Of the thirteen men who had gone out from our little village (whither my father's family had meanwhile removed), but three had lived to return home together. One had already gone home the day before. Some had been discharged because of sickness or wounds, and four had been killed. As we rode along over the dusty turnpike from L—— to M—— in the rattling old stage-coach that evening in June, we could not help thinking how painful it would be for the friends of Joe Gutelius and Jimmy Lucas and Joe Ruhl and John Diehl to see us return without their brave boys, whom we had left on the field.
The Welcome Home.
Reaching the village at dusk, we found gathered at the hotel where the stage stopped, a great crowd of our school-fellows and friends, who had come to meet us. We almost feared to step down among them, lest they should quite tear us to pieces with shaking of hands. The stage had scarcely stopped when I heard a well-known voice calling:
"Harry! Are you there?"
"Yes, father! Here I am!"
"God bless you, my boy!"
And pushing his way through the crowd, my father plunges into the stage, not able to wait until it has driven around to the house; and if his voice is husky with emotion, as he often repeats "God bless you, my boy!" and gets his arm around my neck, is it any wonder?
But my dog Rollo can't get into the stage, and so he runs barking after it, and is the first to greet me at the gate, and jumps up at me with his great paws on my shoulders. Does he know me? I rather think he does!
Then mother and sisters come around, and they must needs call for a lamp and hold it close to my face, and look me all over from head to foot, while father is saying to himself again and again, "God bless you, my boy!"
Although I knew that my name was never forgotten in the evening prayer all the while I was away, yet not once, perhaps, in all that time was father's voice so choked in utterance as when now, his heart overflowing, he came to give thanks for my safe return. And when I lay down that night in a clean white bed, for the first time in three long years, I thanked God for Peace and Home.

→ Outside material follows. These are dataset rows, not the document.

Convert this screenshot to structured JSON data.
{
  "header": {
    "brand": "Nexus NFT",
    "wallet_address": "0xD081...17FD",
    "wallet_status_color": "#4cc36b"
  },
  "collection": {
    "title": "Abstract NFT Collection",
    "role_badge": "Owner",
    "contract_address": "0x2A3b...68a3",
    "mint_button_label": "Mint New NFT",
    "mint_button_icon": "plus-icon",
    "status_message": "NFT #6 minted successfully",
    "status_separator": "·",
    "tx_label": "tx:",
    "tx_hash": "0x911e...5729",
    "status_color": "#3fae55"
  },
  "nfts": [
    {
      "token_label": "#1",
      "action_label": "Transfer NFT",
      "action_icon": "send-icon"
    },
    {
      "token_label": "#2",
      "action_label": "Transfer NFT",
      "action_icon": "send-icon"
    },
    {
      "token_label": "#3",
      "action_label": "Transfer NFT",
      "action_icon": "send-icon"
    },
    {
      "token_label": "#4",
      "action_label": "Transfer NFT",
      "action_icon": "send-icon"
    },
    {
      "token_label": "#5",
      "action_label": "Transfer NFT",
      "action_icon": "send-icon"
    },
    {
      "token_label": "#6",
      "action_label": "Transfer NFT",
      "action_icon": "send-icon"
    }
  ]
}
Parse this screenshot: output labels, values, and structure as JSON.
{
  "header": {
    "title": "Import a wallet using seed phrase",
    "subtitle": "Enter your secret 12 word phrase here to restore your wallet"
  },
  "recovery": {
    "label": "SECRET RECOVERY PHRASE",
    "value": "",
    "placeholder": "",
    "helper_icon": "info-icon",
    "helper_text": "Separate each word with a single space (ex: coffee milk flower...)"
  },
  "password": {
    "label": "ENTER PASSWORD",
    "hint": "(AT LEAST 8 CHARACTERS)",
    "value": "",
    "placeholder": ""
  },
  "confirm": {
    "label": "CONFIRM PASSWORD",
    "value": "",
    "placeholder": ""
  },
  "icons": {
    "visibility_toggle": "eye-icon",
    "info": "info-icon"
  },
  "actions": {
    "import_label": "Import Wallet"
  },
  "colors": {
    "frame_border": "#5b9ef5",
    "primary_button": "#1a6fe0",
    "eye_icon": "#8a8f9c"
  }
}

And—Andy? Why—the Lord bless him and his!—he's a soldier still. For, having laid aside the blue, he put on the black, being a sober, steady-going Presbyterian parson now, somewhere up in York State. I haven't seen him for years; but when we do meet, once in a great while, there is such a wringing of hands as makes us both wince until the tears start, and we sit up talking over old times so far into the night that the good folk of the house wonder whether we shall ever get to—
THE END.
[1] A "mess" is a number of men who eat together.
[2] A piece of canvas stretched over a pole and fastened to tent-pins by long ropes; having no walls, it admits light on all sides.
[3] Later in the service the Twelfth Corps wore the star.
[4] Bottomless wicker-baskets, used to strengthen earthworks.